Since then, BGST has become a trans-denominational college with students from Anglican, Methodist, Brethren, Pentecostal, Evangelical Free, Presbyterian, Lutheran, Baptist and other independent churches. What the majority of students share in common is that they work in different marketplaces - from banking, teaching, civil service, pastoral ministries, missions to technology, medical and manufacturing.

While its initial theological position was more Bible Presbyterian, the school has, since 2022, broadened its Theological Position to reflect a mainstream evangelical position, including affirmations of the Nicene and Apostles Creeds. BGST’s board and faculty reflect its theological ethos with representation from Anglican, Methodist, Pentecostal, Evangelical Free and Bible-Presbyterian.
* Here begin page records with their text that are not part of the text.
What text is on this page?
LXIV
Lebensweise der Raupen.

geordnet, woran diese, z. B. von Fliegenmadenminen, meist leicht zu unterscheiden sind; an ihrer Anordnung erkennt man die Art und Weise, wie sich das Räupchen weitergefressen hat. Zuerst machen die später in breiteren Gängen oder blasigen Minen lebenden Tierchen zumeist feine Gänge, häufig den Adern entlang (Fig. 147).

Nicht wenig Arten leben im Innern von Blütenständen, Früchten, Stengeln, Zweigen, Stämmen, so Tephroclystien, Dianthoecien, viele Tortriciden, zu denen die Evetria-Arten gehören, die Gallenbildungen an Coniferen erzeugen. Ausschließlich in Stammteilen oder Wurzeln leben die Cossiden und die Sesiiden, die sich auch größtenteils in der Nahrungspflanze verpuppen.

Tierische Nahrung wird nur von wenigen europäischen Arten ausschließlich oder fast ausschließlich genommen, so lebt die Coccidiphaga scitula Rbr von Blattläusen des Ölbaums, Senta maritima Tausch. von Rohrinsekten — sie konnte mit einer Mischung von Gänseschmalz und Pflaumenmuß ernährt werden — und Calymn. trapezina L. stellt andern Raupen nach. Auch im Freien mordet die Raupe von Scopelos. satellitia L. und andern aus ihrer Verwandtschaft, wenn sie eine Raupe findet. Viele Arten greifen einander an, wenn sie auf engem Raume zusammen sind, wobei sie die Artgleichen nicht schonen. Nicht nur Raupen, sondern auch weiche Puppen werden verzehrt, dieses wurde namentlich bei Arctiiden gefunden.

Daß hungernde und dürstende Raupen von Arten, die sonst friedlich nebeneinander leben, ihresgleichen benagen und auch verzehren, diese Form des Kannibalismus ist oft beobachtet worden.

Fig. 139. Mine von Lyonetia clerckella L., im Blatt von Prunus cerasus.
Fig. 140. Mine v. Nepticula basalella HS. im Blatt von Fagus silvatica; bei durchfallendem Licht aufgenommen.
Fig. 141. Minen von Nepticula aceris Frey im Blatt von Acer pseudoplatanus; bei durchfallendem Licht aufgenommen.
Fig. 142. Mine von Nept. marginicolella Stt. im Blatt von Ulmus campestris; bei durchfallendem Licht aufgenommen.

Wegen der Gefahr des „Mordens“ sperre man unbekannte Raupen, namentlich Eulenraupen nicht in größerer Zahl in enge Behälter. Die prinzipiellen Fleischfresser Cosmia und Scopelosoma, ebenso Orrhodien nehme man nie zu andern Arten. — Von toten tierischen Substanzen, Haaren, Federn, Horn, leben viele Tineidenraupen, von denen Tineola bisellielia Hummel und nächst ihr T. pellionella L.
In 2024, BGST announced that it would transform itself to become More than a Seminary, That is, to partner churches in the equipping of marketplace Christians. To this end, it restructured itself into four centres of learning: the Centre for Postgraduate Studies (CPS), the Centre for Christian Leadership (CCL), the Centre for Spiritual Formation (CSF) and the Centre for Equipping and Discipleship (CED). This is to provide a wider range of right sized training catering to the needs of churches and marketplace Christians.

The school now offers a wide range of training from postgraduate studies, Christian leadership training, Spiritual Direction to microlearning courses. Most of its classes are hybrid, that is a mixture of zoom and in person training. The topics covered in its conferences and public lectures include Digital Theology, Creation Care, Aging, Marketplace Issues, Sexuality, Biblical Archaeology and Leadership.

==Accreditation==
Biblical Graduate School of Theology is accredited by the Asia Theological Association to offer Graduate Diploma in Christian Studies, Master of Arts in Theology and Integrative Studies (formerly known as Masters Christian Studies), and Master of Divinity degrees. The school also offers 4 Graduate Certificates in Biblical Studies, Theological Studies, Spiritual Formation and Missions Studies. The credits of these Graduate Certificates are stackable and transferable to the above accredited degrees.

According to Brian Stiller, BGST has followed Regent College's vision of "giving the same theological integration to people undertaking societal careers as is normally given to people preparing for a Christian service career." BGST and Regent College have an established agreement on the transfer of BGST credits to Regent.

As of 2009, 80% of BGST graduates were Singaporean. 56% of graduates were lay people who returned to their lay professions; 22% went into pastoral ministry; and 22% went into theological education and missions.